We’re a small engineering team building and operating production services that must stay up and available across multiple regions, even when things go wrong. We’re looking for a pragmatic Site Reliability Engineer who can design, build, and operate resilient systems without unnecessary complexity.
This role is hands-on and collaborative: you’ll work closely with application engineers to make reliability a shared responsibility, not a gate.
Multi-Region Reliability & Availability (Primary Focus)
- Design and operate multi-region architectures (active/active or active/passive)
- Implement and improve automated failover and traffic routing
- Identify and eliminate single points of failure
- Ensure regional isolation and graceful degradation when dependencies fail
High Availability & Disaster Recovery
- Define realistic availability goals and failure scenarios
- Design and test backup and restore processes
- Own disaster recovery plans and validate them through regular testing
- Help the team understand RTO/RPO trade-offs
Observability & Incident Response
- Build and maintain clear, actionable observability (metrics, logs, traces)

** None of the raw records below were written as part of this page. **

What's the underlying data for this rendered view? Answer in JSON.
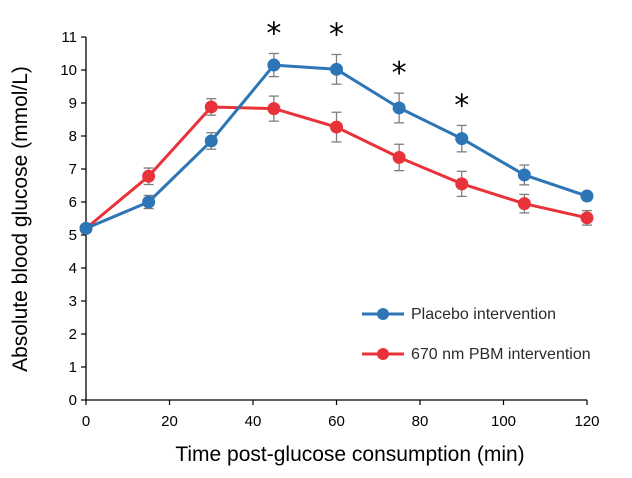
{
  "chart_data": {
    "type": "line",
    "title": "",
    "xlabel": "Time post-glucose consumption (min)",
    "ylabel": "Absolute blood glucose (mmol/L)",
    "xlim": [
      0,
      120
    ],
    "ylim": [
      0,
      11
    ],
    "x_ticks": [
      0,
      20,
      40,
      60,
      80,
      100,
      120
    ],
    "y_ticks": [
      0,
      1,
      2,
      3,
      4,
      5,
      6,
      7,
      8,
      9,
      10,
      11
    ],
    "grid": false,
    "legend_position": "bottom-right",
    "series": [
      {
        "name": "Placebo intervention",
        "color": "#2e75b6",
        "x": [
          0,
          15,
          30,
          45,
          60,
          75,
          90,
          105,
          120
        ],
        "values": [
          5.2,
          6.0,
          7.85,
          10.15,
          10.02,
          8.85,
          7.92,
          6.82,
          6.18
        ],
        "errors": [
          0.1,
          0.2,
          0.25,
          0.35,
          0.45,
          0.45,
          0.4,
          0.3,
          0.12
        ]
      },
      {
        "name": "670 nm PBM intervention",
        "color": "#e8333a",
        "x": [
          0,
          15,
          30,
          45,
          60,
          75,
          90,
          105,
          120
        ],
        "values": [
          5.2,
          6.78,
          8.88,
          8.83,
          8.27,
          7.35,
          6.55,
          5.95,
          5.52
        ],
        "errors": [
          0.1,
          0.25,
          0.25,
          0.38,
          0.45,
          0.4,
          0.38,
          0.28,
          0.22
        ]
      }
    ],
    "significance": {
      "symbol": "*",
      "x": [
        45,
        60,
        75,
        90
      ]
    }
  }
}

- Create alerts that detect real problems without noise
- Participate in on-call and help improve incident response
- Lead or contribute to blameless postmortems and follow-up fixes
Automation & Operations
- Reduce manual operational work through automation
- Improve deployment safety (rollbacks, health checks, canaries where appropriate)
- Manage infrastructure using infrastructure as code
- Design systems that recover automatically whenever possible
Performance & Capacity
- Monitor performance and saturation across regions
- Help with capacity planning and load testing
- Balance reliability, performance, and cost